Beijing is organising a delegation of Chinese companies that have plans to build metals plants in Indonesia, in a first sign the government may be concerned over ore supplies because of the Southeast Asian country's mineral ore export ban.
China's Ministry of Commerce is planning the trip to visit Indonesian government officials to seek clear policies for planned and potential China-led investments, though the timing of the visit has not been decided, industry sources said.
The plan for the trip was revealed in a meeting between companies and government officials last week in Beijing, said two industry sources with direct knowledge of the discussions. They declined to be named because the meeting was private.
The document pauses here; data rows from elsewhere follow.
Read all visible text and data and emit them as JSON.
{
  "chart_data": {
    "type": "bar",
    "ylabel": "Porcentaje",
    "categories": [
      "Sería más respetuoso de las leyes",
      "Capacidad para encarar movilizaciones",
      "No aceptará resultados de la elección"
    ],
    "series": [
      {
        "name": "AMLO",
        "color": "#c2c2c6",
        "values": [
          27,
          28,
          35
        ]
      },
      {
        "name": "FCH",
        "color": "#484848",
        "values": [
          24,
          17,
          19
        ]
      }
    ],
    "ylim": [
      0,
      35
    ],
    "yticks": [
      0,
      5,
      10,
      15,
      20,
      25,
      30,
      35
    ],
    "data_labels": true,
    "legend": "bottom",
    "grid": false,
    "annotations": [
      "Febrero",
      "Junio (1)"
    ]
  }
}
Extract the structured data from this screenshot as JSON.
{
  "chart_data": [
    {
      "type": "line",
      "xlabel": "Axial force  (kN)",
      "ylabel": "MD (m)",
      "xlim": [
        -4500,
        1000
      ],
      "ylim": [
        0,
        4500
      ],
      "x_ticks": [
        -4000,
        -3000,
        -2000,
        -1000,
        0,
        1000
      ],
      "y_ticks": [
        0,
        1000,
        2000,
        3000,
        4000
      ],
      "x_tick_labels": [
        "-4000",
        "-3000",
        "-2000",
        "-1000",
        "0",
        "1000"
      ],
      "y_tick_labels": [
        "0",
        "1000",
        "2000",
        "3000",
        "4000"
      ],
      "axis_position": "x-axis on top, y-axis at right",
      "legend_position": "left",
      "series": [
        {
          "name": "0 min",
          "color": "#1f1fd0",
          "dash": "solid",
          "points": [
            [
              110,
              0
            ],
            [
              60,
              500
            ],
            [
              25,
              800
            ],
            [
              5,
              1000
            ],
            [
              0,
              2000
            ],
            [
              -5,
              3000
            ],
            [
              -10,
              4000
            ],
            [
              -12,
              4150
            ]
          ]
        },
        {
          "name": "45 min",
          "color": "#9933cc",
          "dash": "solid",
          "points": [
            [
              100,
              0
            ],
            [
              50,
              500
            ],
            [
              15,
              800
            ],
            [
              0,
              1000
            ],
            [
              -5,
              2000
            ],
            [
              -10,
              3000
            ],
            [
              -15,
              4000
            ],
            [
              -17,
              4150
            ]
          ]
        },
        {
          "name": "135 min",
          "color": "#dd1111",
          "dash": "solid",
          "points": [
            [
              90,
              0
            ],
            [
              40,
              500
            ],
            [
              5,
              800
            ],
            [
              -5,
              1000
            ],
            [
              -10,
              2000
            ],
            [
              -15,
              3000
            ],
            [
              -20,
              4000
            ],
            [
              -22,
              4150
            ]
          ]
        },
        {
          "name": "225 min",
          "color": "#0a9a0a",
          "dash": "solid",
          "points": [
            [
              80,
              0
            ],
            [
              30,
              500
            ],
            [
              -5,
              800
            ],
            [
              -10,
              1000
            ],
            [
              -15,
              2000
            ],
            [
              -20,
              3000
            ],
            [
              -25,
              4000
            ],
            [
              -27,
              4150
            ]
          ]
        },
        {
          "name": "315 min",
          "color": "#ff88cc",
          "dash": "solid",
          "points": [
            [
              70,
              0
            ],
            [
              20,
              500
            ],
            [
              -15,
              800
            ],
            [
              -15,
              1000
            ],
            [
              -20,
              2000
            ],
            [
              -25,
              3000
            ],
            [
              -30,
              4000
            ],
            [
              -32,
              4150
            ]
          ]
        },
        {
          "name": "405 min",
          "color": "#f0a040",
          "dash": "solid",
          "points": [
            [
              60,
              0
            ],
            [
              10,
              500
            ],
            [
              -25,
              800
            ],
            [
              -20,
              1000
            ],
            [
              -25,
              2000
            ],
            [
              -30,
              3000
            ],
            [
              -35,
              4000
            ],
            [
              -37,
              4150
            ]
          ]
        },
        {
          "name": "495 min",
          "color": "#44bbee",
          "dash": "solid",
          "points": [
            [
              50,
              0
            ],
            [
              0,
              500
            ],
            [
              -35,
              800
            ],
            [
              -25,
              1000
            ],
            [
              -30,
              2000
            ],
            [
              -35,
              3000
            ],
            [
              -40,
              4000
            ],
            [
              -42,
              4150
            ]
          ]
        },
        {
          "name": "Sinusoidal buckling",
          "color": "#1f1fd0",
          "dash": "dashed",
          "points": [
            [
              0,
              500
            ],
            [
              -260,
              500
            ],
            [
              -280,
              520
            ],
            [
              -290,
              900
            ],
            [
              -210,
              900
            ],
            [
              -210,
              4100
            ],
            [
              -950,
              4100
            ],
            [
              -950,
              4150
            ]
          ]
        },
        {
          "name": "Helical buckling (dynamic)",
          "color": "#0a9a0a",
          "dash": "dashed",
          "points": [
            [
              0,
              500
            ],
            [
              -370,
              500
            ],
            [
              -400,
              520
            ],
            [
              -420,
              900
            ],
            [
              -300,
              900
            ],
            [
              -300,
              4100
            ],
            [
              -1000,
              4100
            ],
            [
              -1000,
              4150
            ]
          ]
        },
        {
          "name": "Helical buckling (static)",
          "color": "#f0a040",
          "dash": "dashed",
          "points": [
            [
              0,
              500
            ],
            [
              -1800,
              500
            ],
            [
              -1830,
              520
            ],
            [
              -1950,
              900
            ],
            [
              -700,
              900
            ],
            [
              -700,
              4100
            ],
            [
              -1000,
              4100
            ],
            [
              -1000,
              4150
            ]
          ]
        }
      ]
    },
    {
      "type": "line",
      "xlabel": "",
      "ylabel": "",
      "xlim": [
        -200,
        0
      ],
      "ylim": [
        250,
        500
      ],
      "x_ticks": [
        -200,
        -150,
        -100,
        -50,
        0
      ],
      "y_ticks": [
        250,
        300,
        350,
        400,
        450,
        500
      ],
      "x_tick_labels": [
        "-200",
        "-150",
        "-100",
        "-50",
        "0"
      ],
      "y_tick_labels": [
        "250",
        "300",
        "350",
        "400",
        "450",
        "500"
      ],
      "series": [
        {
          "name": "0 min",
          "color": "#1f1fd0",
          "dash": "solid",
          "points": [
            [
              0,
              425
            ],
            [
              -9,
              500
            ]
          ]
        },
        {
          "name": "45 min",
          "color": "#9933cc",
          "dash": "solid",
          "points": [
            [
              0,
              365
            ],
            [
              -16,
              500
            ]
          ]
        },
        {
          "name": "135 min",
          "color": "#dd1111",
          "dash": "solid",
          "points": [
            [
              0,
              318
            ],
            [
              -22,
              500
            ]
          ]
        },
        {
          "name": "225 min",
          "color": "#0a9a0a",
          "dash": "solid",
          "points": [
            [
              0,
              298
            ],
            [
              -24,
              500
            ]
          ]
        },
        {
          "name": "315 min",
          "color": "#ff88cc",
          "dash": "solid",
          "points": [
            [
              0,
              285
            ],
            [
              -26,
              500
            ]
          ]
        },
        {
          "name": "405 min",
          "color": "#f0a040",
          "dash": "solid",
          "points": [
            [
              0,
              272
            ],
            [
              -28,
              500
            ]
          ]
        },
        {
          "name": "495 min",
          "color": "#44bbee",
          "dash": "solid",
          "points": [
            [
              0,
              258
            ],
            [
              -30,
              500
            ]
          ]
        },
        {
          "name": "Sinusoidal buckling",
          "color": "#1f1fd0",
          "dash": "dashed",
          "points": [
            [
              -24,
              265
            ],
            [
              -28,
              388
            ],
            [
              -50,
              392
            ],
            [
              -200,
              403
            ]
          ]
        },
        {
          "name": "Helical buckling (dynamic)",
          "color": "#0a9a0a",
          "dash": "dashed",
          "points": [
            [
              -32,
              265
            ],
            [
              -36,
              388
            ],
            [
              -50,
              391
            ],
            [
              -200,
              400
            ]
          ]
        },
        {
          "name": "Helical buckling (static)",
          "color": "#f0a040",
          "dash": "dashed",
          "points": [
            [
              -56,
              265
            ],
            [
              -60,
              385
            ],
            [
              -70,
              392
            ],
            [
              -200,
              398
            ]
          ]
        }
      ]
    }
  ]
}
Companies in the meeting had asked Beijing to provide support in financing, information on investment conditions after finding it difficult to raise funds for their projects, and help in predicting policies in Indonesia, the sources said.
At the meeting were executives from some thirteen metals companies planning to build ferro-nickel production plants or alumina refineries, along with officials from the Ministry of Commerce, the National Development and Reform Commission and the Ministry of Foreign Affairs, the sources said.
Indonesia was China's top supplier of nickel ores and bauxite, or aluminium ores, in 2013.
Beijing, encouraging big Chinese companies to invest in overseas projects while trying to ease overcapacity in the domestic metals industries, wants to use the Indonesian ban to cut local capacity for nickel pig iron, said one of the sources.
"(The government) expects that the Indonesian ban would help consolidate China's ferro-nickel sector," the source said.
The ban would push up ore prices, forcing ill-financed, small producers to close, the source said.
Indonesian nickel ores are typically used to produce nickel pig iron, a low-grade ferro-nickel in China.
Chinese firms stepped up plans to build plants in Indonesia to produce nickel pig iron after Jakarta banned mineral ore exports in January; firms were more cautious about building alumina refineries due to the size of investment.
China has annual capacity to produce more than one million tonnes of nickel in nickel pig iron. Actual output, though, was less than half a million tonnes of nickel in 2013, according to information provider SMM.